Possible delays in ascynchronous scoring queue in US EAST 1
Incident Report for Learnosity
Postmortem

On November 9, 2021, asynchronous scoring delays affected a small subset of customers for 3.25 hours. (94.24%, or 49.16 million, of scoring messages were processed in less than a second on November 9.) This was caused by temporary database locks due to inefficient queries that processed unexpectedly large database operations (joins and index creations).

Immediate resolution was achieved by increasing the number of database sync workers and AWS Relational Database Service instances to work through the scoring backlog.
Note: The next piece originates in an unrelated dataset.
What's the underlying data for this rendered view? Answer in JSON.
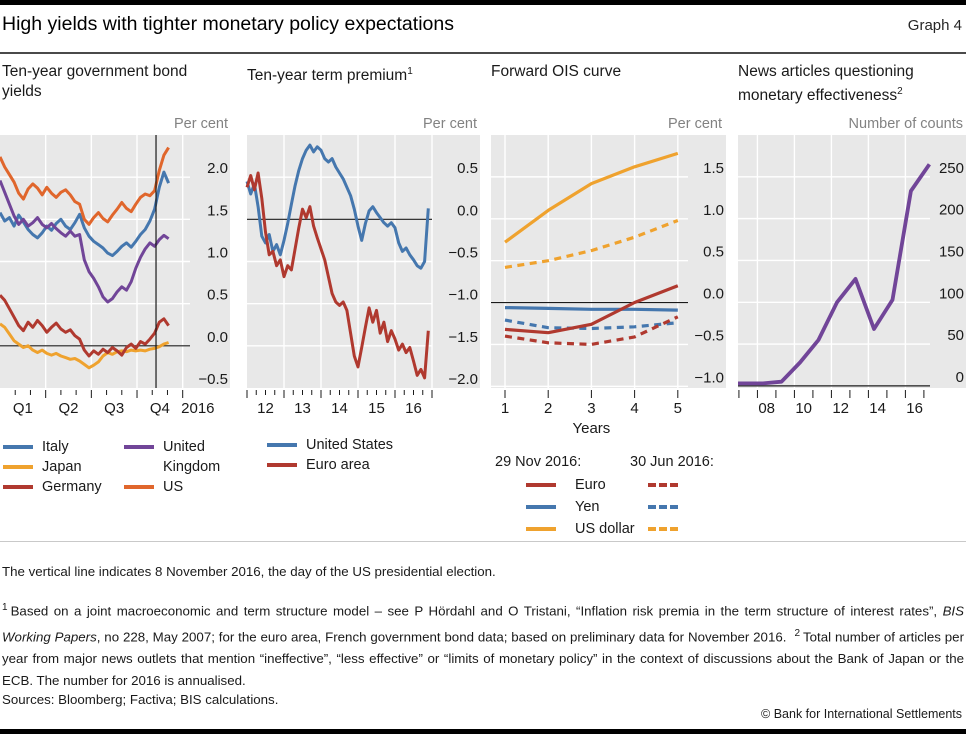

Ongoing work is continuing, as we analyze and improve database queries in the affected areas.

Posted Dec 03, 2021 - 14:36 EST

Resolved
As of 23:30 UTC, we are have resolved the delays in availability of scored sessions in US EAST 1.

Learnosity Support and Systems Engineering teams will follow up with a post mortem once we have completed root cause analysis and finalized any next steps or preventative measures required.

Please reach out if you have any questions or concerns.
Posted Nov 09, 2021 - 18:41 EST
Monitoring
As of 22:45 UTC, we've seen no delays for more than 30 minutes. We will continue to monitor for a further 30 minutes before calling this resolved. Thanks to AWS Support for additional help.

Learnosity Support and Systems Engineering teams are continuing to actively investigate the issue, and will follow on with an update and resolution as soon as possible.
Posted Nov 09, 2021 - 17:49 EST
Update
As of 22:00 UTC, we've made significant improvements in our async scoring queue, reducing delays by over 90% for the small subset of affected customers, and are actively working with AWS to resolve the issue. We will continue with our degraded performance status until the queue is clear but, as previously stated, if your team is unaffected, please ignore this update.

Learnosity Support and Systems Engineering teams are continuing to actively investigate the issue, and will follow on with an update and resolution as soon as possible.
Posted Nov 09, 2021 - 17:14 EST
Update
As of 21:00 UTC, we are actively investigating delays affecting asynchronous scoring in the US East 1 region. This issue is affecting a very small number of customers, so if you are not seeing delays you can disregard this notice.

Learnosity Support and Systems Engineering teams are continuing to actively investigate the issue, and will follow on with an update and resolution as soon as possible.
Posted Nov 09, 2021 - 16:07 EST
Update
As of 19:15 UTC, we are continuing to investigate scoring delays in our US East 1 region. Our investigation to date seems to indicate that this is affecting a very small number of customers, so it's expected that most are not seeing delays and can disregard this notice.

Learnosity Support and Systems Engineering teams are continuing to actively investigate the issue, and will follow on with an update and resolution as soon as possible.
Posted Nov 09, 2021 - 14:24 EST
Update
As of 17:45 UTC, we are now seeing delays affecting scoring of some submitted sessions in the US East 1 region, which remains in degraded performance status.

Learnosity Support and Systems Engineering teams are continuing to actively investigate the issue, and will follow on with an update and resolution as soon as possible.
Posted Nov 09, 2021 - 13:20 EST
Update
As of 17:45 UTC, we are continuing to investigate delays affecting scoring of some submitted sessions in the US East 1 region and are reclassifying as degraded performance

Learnosity Support and Systems Engineering teams are continuing to actively investigate the issue, and will follow on with an update and resolution as soon as possible.
Posted Nov 09, 2021 - 12:52 EST
Investigating
As of 17:15 UTC, we are seeing a slight build-up in asynchronous scoring queue messages in US East 1.

No known ill-effects have been detected so far, but we will keep this incident active until our investigation is complete.

Learnosity Support and Systems Engineering teams are actively investigating the issue, and will follow on with an update and resolution as soon as possible.
Posted Nov 09, 2021 - 12:31 EST
This incident affected: AMER || Data Centric (Updating session response scores).